Ромашов с нежностью поглядел на нее.
— Как это странно, что у нас одни и те же мысли, — сказал он тихо. — А унзер,
понимаете, это что-то высокое-высокое, что-то худощавое и с жалом. Вроде как какое-то
длинное, тонкое насекомое, и очень злое.
— Унзер? — Шурочка подняла голову и, прищурясь, посмотрела вдаль, в темный угол
комнаты, стараясь представить себе то, о чем говорил Ромашов.
— Нет, погодите: это что-то зеленое, острое. Ну да, ну да, конечно же — насекомое!
Вроде кузнечика, только противнее и злее… Фу, какие мы с вами глупые, Ромочка.
— А то вот еще бывает, — начал таинственно Ромашов, — и опять-таки в детстве это
было гораздо ярче. Произношу я какое-нибудь слово и стараюсь тянуть его как можно
дольше. Растягиваю бесконечно каждую букву. И вдруг на один момент мне сделается так
странно, странно, как будто бы все вокруг меня исчезло. И тогда мне делается удивительно,
что это я говорю, что я живу, что я думаю.
— О, я тоже это знаю! — весело подхватила Шурочка. — Но только не так. Я, бывало,
затаиваю дыхание, пока хватит сил, и думаю: вот я не дышу, и теперь еще не дышу, и вот до
сих пор, и до сих, и до сих… И тогда наступало это странное.
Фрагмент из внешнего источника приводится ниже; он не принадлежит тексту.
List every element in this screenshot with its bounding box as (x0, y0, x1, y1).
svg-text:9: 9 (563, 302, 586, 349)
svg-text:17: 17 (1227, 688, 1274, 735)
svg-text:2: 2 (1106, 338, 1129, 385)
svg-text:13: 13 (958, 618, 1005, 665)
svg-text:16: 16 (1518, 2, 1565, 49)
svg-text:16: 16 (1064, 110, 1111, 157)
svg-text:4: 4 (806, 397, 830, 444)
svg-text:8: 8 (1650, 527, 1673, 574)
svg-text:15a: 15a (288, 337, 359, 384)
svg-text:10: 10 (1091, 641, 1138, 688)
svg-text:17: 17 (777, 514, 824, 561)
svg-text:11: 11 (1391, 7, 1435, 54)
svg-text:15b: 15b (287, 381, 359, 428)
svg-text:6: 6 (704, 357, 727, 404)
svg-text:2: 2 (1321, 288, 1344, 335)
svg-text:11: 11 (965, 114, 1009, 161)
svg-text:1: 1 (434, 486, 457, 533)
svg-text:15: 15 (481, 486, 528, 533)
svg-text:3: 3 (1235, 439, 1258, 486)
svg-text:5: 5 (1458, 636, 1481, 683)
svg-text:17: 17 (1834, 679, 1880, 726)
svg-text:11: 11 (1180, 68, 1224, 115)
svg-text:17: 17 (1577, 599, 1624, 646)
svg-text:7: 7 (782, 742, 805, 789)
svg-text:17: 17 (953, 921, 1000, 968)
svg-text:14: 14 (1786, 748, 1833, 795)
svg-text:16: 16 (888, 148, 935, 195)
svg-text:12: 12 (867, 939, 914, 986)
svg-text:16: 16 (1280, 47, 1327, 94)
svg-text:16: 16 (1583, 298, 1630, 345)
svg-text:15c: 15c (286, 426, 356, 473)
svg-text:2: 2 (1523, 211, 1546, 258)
Я чувствовала, как мимо меня
проходило время. Нет, это не то: может быть, вовсе времени не было. Это нельзя объяснить.
Ромашов глядел на нее восхищенными глазами и повторял глухим, счастливым, тихим
голосом:
— Да, да… этого нельзя объяснить… Это странно… Это необъяснимо…
— Ну, однако, господа психологи, или как вас там, довольно, пора ужинать, — сказал
Николаев, вставая со стула.
От долгого сиденья у него затекли ноги и заболела спина. Вытянувшись во весь рост,
он сильно потянулся вверх руками и выгнул грудь, и все его большое, мускулистое тело
захрустело в суставах от этого мощного движения.
В крошечной, но хорошенькой столовой, ярко освещенной висячей фарфоровой
матово-белой лампой, была накрыта холодная закуска. Николаев не пил, но для Ромашова
был поставлен графинчик с водкой. Собрав свое милое лицо в брезгливую гримасу, Шурочка
спросила небрежно, как она и часто спрашивала:
— Вы, конечно, не можете без этой гадости обойтись?
Ромашов виновато улыбнулся и от замешательства поперхнулся водкой и закашлялся.
— Как вам не совестно! — наставительно заметила хозяйка. — Еще и пить не умеете, а
тоже… Я понимаю, вашему возлюбленному Назанскому простительно, он отпетый человек,
но вам-то зачем? Молодой такой, славный, способный мальчик, а без водки не сядете за
стол… Ну зачем? Это все Назанский вас портит.
Ее муж, читавший в это время только что принесенный приказ, вдруг воскликнул:
— Ах, кстати: Назанский увольняется в отпуск на один месяц по домашним
обстоятельствам. Тю-тю-у! Это значит — запил. Вы, Юрий Алексеич, наверно, его видели?
Что он, закурил?
Ромашов смущенно заморгал веками.
— Нет, я-не заметил. Впрочем, кажется, пьет…
— Ваш Назанский — противный! — с озлоблением, сдержанным низким голосом
сказала Шурочка. — Если бы от меня зависело, я бы этаких людей стреляла, как бешеных
собак. Такие офицеры — позор для полка, мерзость!